Violent Video Games Reveal the Dark Side of Play

Visitors queue to play the new Rockstar Games videogame 'Grand Theft Auto V', which will be released in Japan next month, at
Visitors queue to play the new Rockstar Games videogame 'Grand Theft Auto V', which will be released in Japan next month, at the Tokyo Game Show in Chiba, suburban Tokyo on September 19, 2013. Gamers were gathering for Asia's largest videogame trade show, an annual extravaganza that this year will give punters their first real taste of the PlayStation 4 and the Xbox One. AFP PHOTO / YOSHIKAZU TSUNO (Photo credit should read YOSHIKAZU TSUNO/AFP/Getty Images)

Lindsay Lohan is suing Rockstar Games over a bikini-clad blonde character she claims is her likeness in the hit game "Grand Theft Auto V." Released last fall and created with a budget of more than $100 million, Rockstar Games boasted $1 billion in sales in the first three days of a game that pushes social boundaries by allowing players to kill, steal and destroy in exquisite ways, albeit virtually.
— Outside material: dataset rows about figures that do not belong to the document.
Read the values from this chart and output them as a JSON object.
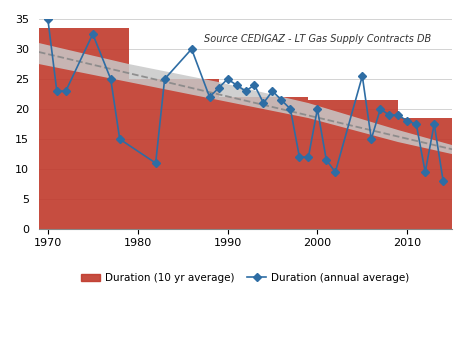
{
  "source_text": "Source CEDIGAZ - LT Gas Supply Contracts DB",
  "xlim": [
    1969,
    2015
  ],
  "ylim": [
    0,
    35
  ],
  "yticks": [
    0,
    5,
    10,
    15,
    20,
    25,
    30,
    35
  ],
  "xticks": [
    1970,
    1980,
    1990,
    2000,
    2010
  ],
  "bar_color": "#c0392b",
  "bar_alpha": 0.9,
  "band_color": "#c8c8c8",
  "band_alpha": 0.85,
  "line_color": "#2e6da4",
  "trend_color": "#888888",
  "bar_data_x": [
    1969,
    1979,
    1989,
    1999,
    2009
  ],
  "bar_data_h": [
    33.5,
    25.0,
    22.0,
    21.5,
    18.5
  ],
  "bar_data_w": [
    10,
    10,
    10,
    10,
    6
  ],
  "band_x": [
    1969,
    1979,
    1989,
    1999,
    2009,
    2015,
    2015,
    2009,
    1999,
    1989,
    1979,
    1969
  ],
  "band_y": [
    31.0,
    27.5,
    24.5,
    21.0,
    16.5,
    14.0,
    12.5,
    14.5,
    18.5,
    21.5,
    24.5,
    27.5
  ],
  "trend_x": [
    1969,
    2015
  ],
  "trend_y": [
    29.5,
    13.3
  ],
  "annual_years": [
    1970,
    1971,
    1972,
    1975,
    1977,
    1978,
    1982,
    1983,
    1986,
    1988,
    1989,
    1990,
    1991,
    1992,
    1993,
    1994,
    1995,
    1996,
    1997,
    1998,
    1999,
    2000,
    2001,
    2002,
    2005,
    2006,
    2007,
    2008,
    2009,
    2010,
    2011,
    2012,
    2013,
    2014
  ],
  "annual_values": [
    35,
    23,
    23,
    32.5,
    25,
    15,
    11,
    25,
    30,
    22,
    23.5,
    25,
    24,
    23,
    24,
    21,
    23,
    21.5,
    20,
    12,
    12,
    20,
    11.5,
    9.5,
    25.5,
    15,
    20,
    19,
    19,
    18,
    17.5,
    9.5,
    17.5,
    8
  ],
  "legend_bar_label": "Duration (10 yr average)",
  "legend_line_label": "Duration (annual average)",
  "background_color": "#ffffff"
}
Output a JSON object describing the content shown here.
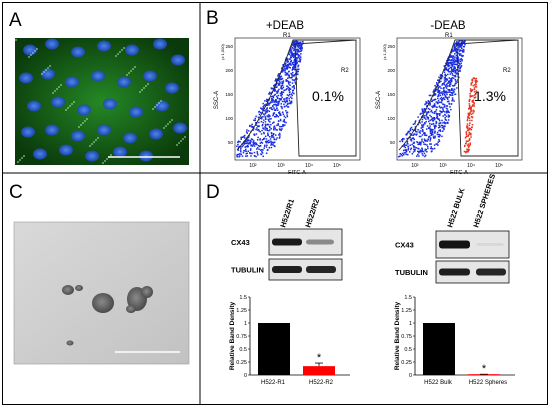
{
  "panels": {
    "A": {
      "label": "A"
    },
    "B": {
      "label": "B",
      "plots": [
        {
          "title": "+DEAB",
          "gate_top": "R1",
          "gate_right": "R2",
          "percent": "0.1%",
          "xlabel": "FITC-A",
          "ylabel": "SSC-A",
          "ymult": "(x 1,000)",
          "yticks": [
            "250",
            "200",
            "150",
            "100",
            "50"
          ],
          "xticks": [
            "10²",
            "10³",
            "10⁴",
            "10⁵"
          ]
        },
        {
          "title": "-DEAB",
          "gate_top": "R1",
          "gate_right": "R2",
          "percent": "1.3%",
          "xlabel": "FITC-A",
          "ylabel": "SSC-A",
          "ymult": "(x 1,000)",
          "yticks": [
            "250",
            "200",
            "150",
            "100",
            "50"
          ],
          "xticks": [
            "10²",
            "10³",
            "10⁴",
            "10⁵"
          ]
        }
      ]
    },
    "C": {
      "label": "C"
    },
    "D": {
      "label": "D"
    }
  },
  "blots": [
    {
      "lanes": [
        "H522/R1",
        "H522/R2"
      ],
      "rows": [
        "CX43",
        "TUBULIN"
      ]
    },
    {
      "lanes": [
        "H522 BULK",
        "H522 SPHERES"
      ],
      "rows": [
        "CX43",
        "TUBULIN"
      ]
    }
  ],
  "chart_data": [
    {
      "type": "bar",
      "categories": [
        "H522-R1",
        "H522-R2"
      ],
      "values": [
        1.0,
        0.17
      ],
      "errors": [
        0,
        0.06
      ],
      "colors": [
        "#000000",
        "#ff0000"
      ],
      "ylabel": "Relative Band Density",
      "ylim": [
        0,
        1.5
      ],
      "yticks": [
        "0",
        "0.25",
        "0.5",
        "0.75",
        "1",
        "1.25",
        "1.5"
      ],
      "annotation": "*"
    },
    {
      "type": "bar",
      "categories": [
        "H522 Bulk",
        "H522 Spheres"
      ],
      "values": [
        1.0,
        0.01
      ],
      "errors": [
        0,
        0.005
      ],
      "colors": [
        "#000000",
        "#ff0000"
      ],
      "ylabel": "Relative Band Density",
      "ylim": [
        0,
        1.5
      ],
      "yticks": [
        "0",
        "0.25",
        "0.5",
        "0.75",
        "1",
        "1.25",
        "1.5"
      ],
      "annotation": "*"
    }
  ]
}
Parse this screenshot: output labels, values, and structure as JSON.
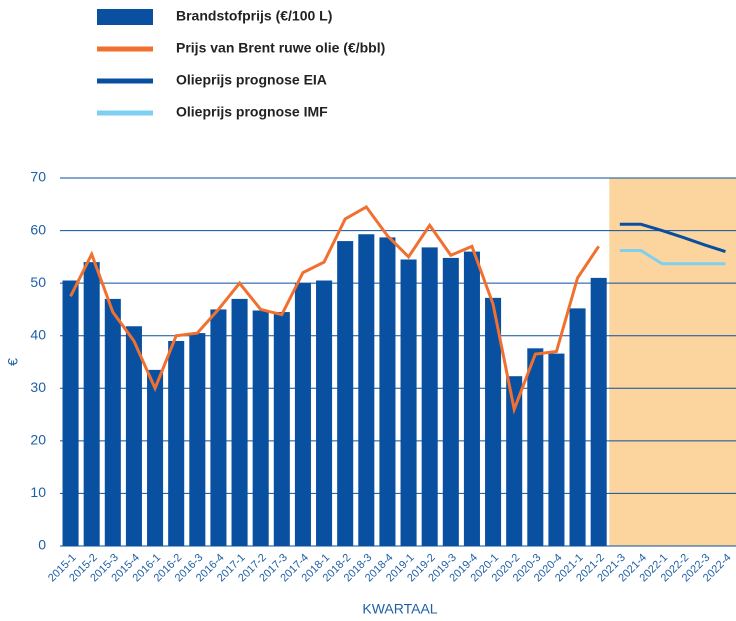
{
  "chart_data": {
    "type": "bar",
    "x_label": "KWARTAAL",
    "y_label": "€",
    "categories": [
      "2015-1",
      "2015-2",
      "2015-3",
      "2015-4",
      "2016-1",
      "2016-2",
      "2016-3",
      "2016-4",
      "2017-1",
      "2017-2",
      "2017-3",
      "2017-4",
      "2018-1",
      "2018-2",
      "2018-3",
      "2018-4",
      "2019-1",
      "2019-2",
      "2019-3",
      "2019-4",
      "2020-1",
      "2020-2",
      "2020-3",
      "2020-4",
      "2021-1",
      "2021-2",
      "2021-3",
      "2021-4",
      "2022-1",
      "2022-2",
      "2022-3",
      "2022-4"
    ],
    "series": [
      {
        "name": "Brandstofprijs (€/100 L)",
        "kind": "bar",
        "color": "#0a50a1",
        "values": [
          50.5,
          54,
          47,
          41.8,
          33.5,
          39,
          40.5,
          45,
          47,
          44.8,
          44.5,
          50,
          50.5,
          58,
          59.3,
          58.7,
          54.5,
          56.8,
          54.8,
          56,
          47.2,
          32.3,
          37.6,
          36.6,
          45.2,
          51,
          null,
          null,
          null,
          null,
          null,
          null
        ]
      },
      {
        "name": "Prijs van Brent ruwe olie (€/bbl)",
        "kind": "line",
        "color": "#f07030",
        "values": [
          47.5,
          55.5,
          44.5,
          39,
          30,
          40,
          40.5,
          45,
          50,
          45,
          44,
          52,
          54,
          62.2,
          64.5,
          59,
          55,
          61,
          55.3,
          57,
          46,
          26,
          36.5,
          37,
          51,
          57,
          null,
          null,
          null,
          null,
          null,
          null
        ]
      },
      {
        "name": "Olieprijs prognose EIA",
        "kind": "line",
        "color": "#0a4f9f",
        "values": [
          null,
          null,
          null,
          null,
          null,
          null,
          null,
          null,
          null,
          null,
          null,
          null,
          null,
          null,
          null,
          null,
          null,
          null,
          null,
          null,
          null,
          null,
          null,
          null,
          null,
          null,
          61.2,
          61.2,
          60,
          58.7,
          57.3,
          56
        ]
      },
      {
        "name": "Olieprijs prognose IMF",
        "kind": "line",
        "color": "#7fcff0",
        "values": [
          null,
          null,
          null,
          null,
          null,
          null,
          null,
          null,
          null,
          null,
          null,
          null,
          null,
          null,
          null,
          null,
          null,
          null,
          null,
          null,
          null,
          null,
          null,
          null,
          null,
          null,
          56.2,
          56.2,
          53.7,
          53.7,
          53.7,
          53.7
        ]
      }
    ],
    "ylim": [
      0,
      70
    ],
    "yticks": [
      0,
      10,
      20,
      30,
      40,
      50,
      60,
      70
    ],
    "grid": true,
    "grid_color": "#0a4f9f",
    "shade_color": "#fcd59e",
    "legend": "top"
  }
}
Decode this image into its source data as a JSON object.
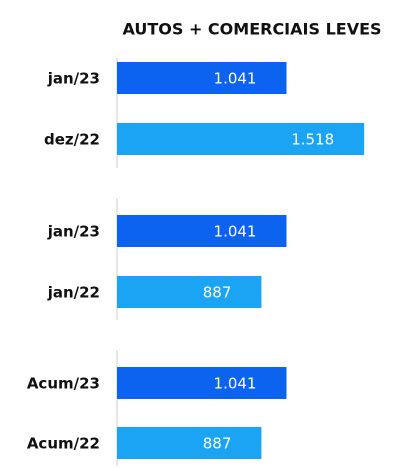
{
  "chart_data": {
    "type": "bar",
    "orientation": "horizontal",
    "title": "AUTOS + COMERCIAIS LEVES",
    "categories": [
      "jan/23",
      "dez/22",
      "jan/23",
      "jan/22",
      "Acum/23",
      "Acum/22"
    ],
    "values": [
      1041,
      1518,
      1041,
      887,
      1041,
      887
    ],
    "value_labels": [
      "1.041",
      "1.518",
      "1.041",
      "887",
      "1.041",
      "887"
    ],
    "colors": [
      "#0b63f0",
      "#1ba4f4",
      "#0b63f0",
      "#1ba4f4",
      "#0b63f0",
      "#1ba4f4"
    ],
    "xlim": [
      0,
      1560
    ]
  }
}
"Grand Theft Auto V" (GTA5) represents pinnacle of both the commercial success and the continued controversy of violence and sexism surrounding the U.S. game industry. This success highlights how human principles and values come to be discussed and explored in contemporary society. The game is a huge, complex game that represents advances in technical features, such as rendering and artificial intelligence. It is profitable because it allows players to transgress commonly accepted social norms and choose to cross boundaries that would be otherwise socially forbidden.

For example, I can grab a bike and evade the police in a realistic downpour. I can steal a fighter plane. How cool is that? Ultimately, "GTA5" signifies the cutting edge of what a certain kind of game can do: create immersive worlds where players have an expansive feel of their own agency and action. Playing GTA5, I'm left with the awe that I can parkour across rooftops, leap into swimming pools, and go anywhere I please. The size of the world is immense.

But I can also have sex with prostitutes and kill them to get my money back without any repercussions. I can run down characters with my SUV as a form of recreation. I can fire into crowds with an assault weapon. If I felt like it, I could do this for hours and hours, and days on end. And this is where the game moves from a transgressive game that explores human nature into something more than that: When you play violent games, a part of you know its wrong -- and enjoys that. Such experiences recall the controversial documentary "The Act of Killing"(2013), where Indonesian death squad leaders reenacted their crimes with surreal pleasure.

That's the real world, all right, but it's meshed with fantasy, too.

Some boundary crossing is a natural form of play: Anthropologists have noted violent gameplay and dark play subjects for hundreds of years. Victorian kids, for example, played innocently with their dolls but also killed them off in bizarre catastrophes and held funerals for them. Grimm's fairy tales were ghastly, violent and cruel. Read the originals; it was a natural thing that a father could sell his kids to the devil for some quick cash. In "The Girl Without Hands," the devil chops the girl's arms off in retribution when the deal goes awry. That's pretty horrific stuff.

These situations, however, still portrayed a sense of right and wrong, a sense of beauty, as well as the macabre. They weren't cynical. Rather, they were outlets and cautionary tales for those surrounded by extremely strict social norms, rigid family structures and incredibly deep-rooted cultures. They typically ended on a hopeful note, too.

Practicing what it means to live in the world with its contradictions and experiences does mean we imagine some dark things in play. But we also need to practice other themes in our play, lest we lose a bit of what it means to be human. We are social creatures and live in societies with shared values. Do our games reflect what's important to us as well as what's scary and forbidden?

It is up to designers to expand the vocabulary of play to make other forms of connections to beauty, autonomy, collaboration and community. Some designers are doing it in the increasingly robust "indie" game scene. Play the award-winning game "Journey" and find that anonymous game play with others can transcend trash talk and become awe-inspiring. Play "Road Not Taken" and save lost children in a forest. Or play an indie board game and go off-screen altogether for a night. Excellent new models of play allow discovery that just might express different human principles and bring players novel kinds of joy. Maybe we can leave the Lindsay Lohans out of our games entirely.